In this first full-scale biography of Kirchwey, Sara Alpern weaves the strands of gender-related issues with larger social explorations. An early feminist, from a privileged and progressive background, Kirchwey was determined to enjoy both career and marriage, but the early deaths of two of her three sons and strained relations with her husband led to self-doubt about her identity. Yet despite any hidden misgivings, her humanitarianism and outstanding journalistic and critical gifts projected her onto the larger stage of public life. Alpern richly describes Kirchwey’s extraordinary work editing The Nation, one of the longest surviving American liberal journals, and shaping public opinion on domestic and international affairs. Kirchwey focused on large political and international issues—the Spanish Civil War, democracy versus fascism and Nazism, pacifism and collective security, the plight of refugees and Zionism, McCarthyism and censorship, and, finally, the peaceful employment of atomic power.

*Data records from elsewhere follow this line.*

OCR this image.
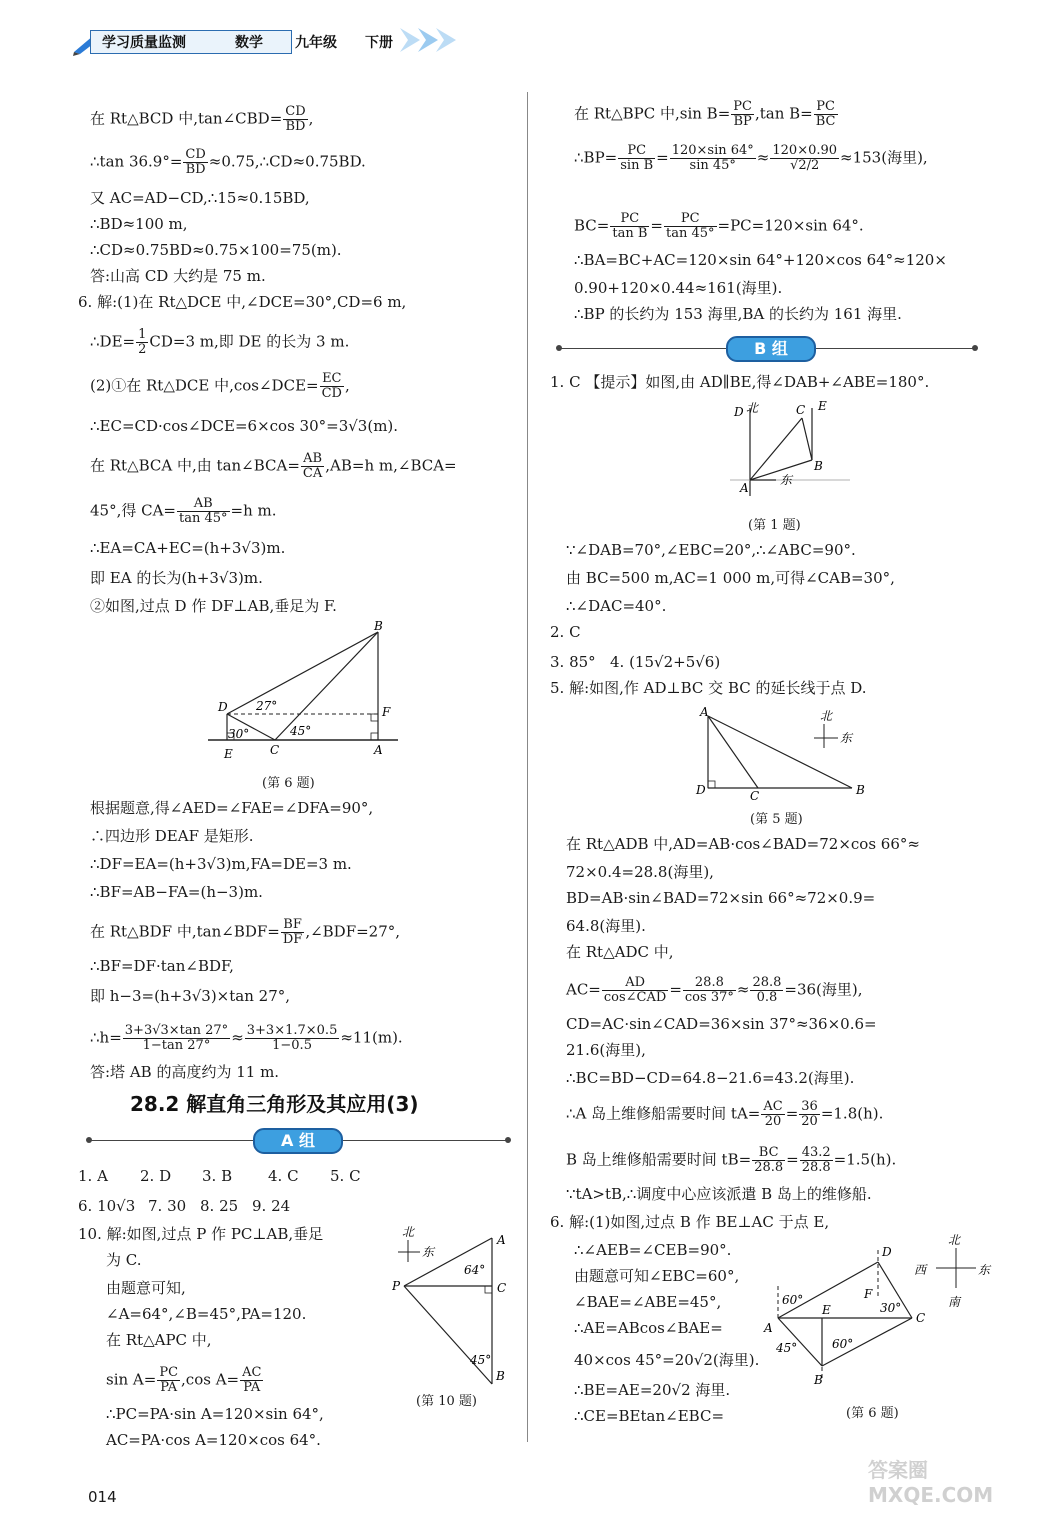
学习质量监测	数学 九年级 下册
在 Rt△BCD 中,tan∠CBD= $\frac{CD}{BD}$ ,
∴tan $36.9^\circ= \frac{CD}{BD}$ ≈0.75,∴CD≈0.75BD.
又 AC=AD−CD,∴15≈0.15BD,
∴BD≈100 m,
∴CD≈0.75BD≈0.75×100=75(m).
答:山高 CD 大约是 75 m.
6. 解:(1)在 Rt△DCE 中,∠DCE=30°,CD=6 m,
∴DE= $\frac{1}{2} CD=3$ m,即 DE 的长为 3 m.
(2)①在 Rt△DCE 中,cos∠DCE= $\frac{EC}{CD}$ ,
∴EC=CD·cos∠DCE=6×cos 30°=3√3(m).
在 Rt△BCA 中,由 tan∠BCA= $\frac{AB}{CA} ,AB=h$ m,∠BCA=
45°,得 $CA= \frac{AB}{\tan 45^\circ} =h$ m.
∴EA=CA+EC=(h+3√3)m.
即 EA 的长为(h+3√3)m.
②如图,过点 D 作 DF⊥AB,垂足为 F.
B
F
D
E	C	A
27°
45°
30°
(第 6 题)
根据题意,得∠AED=∠FAE=∠DFA=90°,
∴四边形 DEAF 是矩形.
∴DF=EA=(h+3√3)m,FA=DE=3 m.
∴BF=AB−FA=(h−3)m.
在 Rt△BDF 中,tan∠BDF= $\frac{BF}{DF}$ ,∠BDF=27°,
∴BF=DF·tan∠BDF,
即 h−3=(h+3√3)×tan 27°,
∴h= $\frac{3+3√3\times\tan 27^\circ}{1-\tan 27^\circ} \approx \frac{3+3\times 1.7\times 0.5}{1-0.5} \approx 11(m)$.
答:塔 AB 的高度约为 11 m.
28.2 解直角三角形及其应用(3)
A 组
1. A 2. D 3. B 4. C 5. C
6. 10√3 7. 30 8. 25 9. 24
10. 解:如图,过点 P 作 PC⊥AB,垂足
为 C.
由题意可知,
∠A=64°,∠B=45°,PA=120.
在 Rt△APC 中,
$\sin A= \frac{PC}{PA} ,\cos$ $A= \frac{AC}{PA}$
∴PC=PA·sin A=120×sin 64°,
AC=PA·cos A=120×cos 64°.
北
东
A
C
B
P
64°
45°
(第 10 题)
在 Rt△BPC 中,sin $B= \frac{PC}{BP} ,\tan$ $B= \frac{PC}{BC}$
∴BP= $\frac{PC}{\text{sin B}} = \frac{120\times\sin 64^\circ}{\sin 45^\circ} \approx \frac{120\times 0.90}{√2/2} \approx 153$(海里),
$BC= \frac{PC}{\text{tan B}} = \frac{PC}{\tan 45^\circ} =PC=120\times\sin$ 64°.
∴BA=BC+AC=120×sin 64°+120×cos 64°≈120×
0.90+120×0.44≈161(海里).
∴BP 的长约为 153 海里,BA 的长约为 161 海里.
B 组
1. C 【提示】如图,由 AD∥BE,得∠DAB+∠ABE=180°.
D 北
东
C E
B
A
(第 1 题)
∵∠DAB=70°,∠EBC=20°,∴∠ABC=90°.
由 BC=500 m,AC=1 000 m,可得∠CAB=30°,
∴∠DAC=40°.
2. C
3. 85° 4. (15√2+5√6)
5. 解:如图,作 AD⊥BC 交 BC 的延长线于点 D.
北
东
A
D	C	B
(第 5 题)
在 Rt△ADB 中,AD=AB·cos∠BAD=72×cos 66°≈
72×0.4=28.8(海里),
BD=AB·sin∠BAD=72×sin 66°≈72×0.9=
64.8(海里).
在 Rt△ADC 中,
AC=	AD
cos∠CAD = $\frac{28.8}{\cos 37^\circ} \approx \frac{28.8}{0.8} =36$(海里),
CD=AC·sin∠CAD=36×sin 37°≈36×0.6=
21.6(海里),
∴BC=BD−CD=64.8−21.6=43.2(海里).
∴A 岛上维修船需要时间 $tA= \frac{AC}{20} = \frac{36}{20} =1.8(h)$.
B 岛上维修船需要时间 $tB= \frac{BC}{28.8} = \frac{43.2}{28.8} =1.5(h)$.
∵tA>tB,∴调度中心应该派遣 B 岛上的维修船.
6. 解:(1)如图,过点 B 作 BE⊥AC 于点 E,
∴∠AEB=∠CEB=90°.
由题意可知∠EBC=60°,
∠BAE=∠ABE=45°,
∴AE=ABcos∠BAE=
40×cos 45°=20√2(海里).
∴BE=AE=20√2 海里.
∴CE=BEtan∠EBC=
北
西	东
南
D
A
E
F
C
B
60°
30°
45°	60°
(第 6 题)
014
答案圈 MXQE.COM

Freda Kirchwey’s life story introduces a remarkable woman to a new generation struggling with personal and career goals as it recalls the efflorescence of liberalism for an older generation of readers.

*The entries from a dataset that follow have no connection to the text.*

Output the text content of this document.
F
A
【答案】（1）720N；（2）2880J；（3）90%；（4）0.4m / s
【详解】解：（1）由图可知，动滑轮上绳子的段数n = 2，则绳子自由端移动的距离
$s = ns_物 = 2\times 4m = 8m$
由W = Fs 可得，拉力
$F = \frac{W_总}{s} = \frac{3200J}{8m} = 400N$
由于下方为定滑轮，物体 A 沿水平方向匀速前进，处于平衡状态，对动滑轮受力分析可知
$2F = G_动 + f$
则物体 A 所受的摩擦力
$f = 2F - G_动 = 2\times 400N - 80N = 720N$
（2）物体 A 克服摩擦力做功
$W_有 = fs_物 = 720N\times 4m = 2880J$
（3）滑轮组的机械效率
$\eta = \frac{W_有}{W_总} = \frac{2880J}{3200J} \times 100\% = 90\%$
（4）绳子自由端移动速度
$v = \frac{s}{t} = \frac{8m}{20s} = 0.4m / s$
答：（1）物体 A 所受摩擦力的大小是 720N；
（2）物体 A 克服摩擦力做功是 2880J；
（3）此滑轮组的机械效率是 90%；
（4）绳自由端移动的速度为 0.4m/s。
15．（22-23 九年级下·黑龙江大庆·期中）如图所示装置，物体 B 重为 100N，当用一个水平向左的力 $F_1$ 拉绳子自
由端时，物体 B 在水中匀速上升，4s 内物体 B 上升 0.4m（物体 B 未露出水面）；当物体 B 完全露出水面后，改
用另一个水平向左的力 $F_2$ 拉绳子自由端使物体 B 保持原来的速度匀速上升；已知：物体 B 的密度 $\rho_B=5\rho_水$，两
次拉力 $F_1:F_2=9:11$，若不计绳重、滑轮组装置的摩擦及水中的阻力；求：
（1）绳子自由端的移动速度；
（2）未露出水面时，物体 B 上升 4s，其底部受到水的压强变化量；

Freda Kirchwey provides us with a sensitive interpretation of a major public figure. Focusing on the intersection of the personal and professional issues in Kirchwey’s life, the volume successfully weaves these strands into an integrated whole. Alpern’s book explores the new territory of professional women in the more public domain of journalism. In its biographical dimension, Alpern’s study is most valuable for the light it sheds on the efforts of early professional women to combine work and family. This thorny problem still besets us in the late twentieth century. American journalism will find a persuasive analysis of a significant periodical that helped shape (and continues to shape) American political commentary in the twentieth century. Perhaps most interesting to historians in the future is Alpern’s discussion of Kirchwey’s participation in the shifting coalitions of the new postwar world of the 1950s and the knotty problems associated with McCarthyism. This book is thoroughly researched, imaginatively conceived, and well written.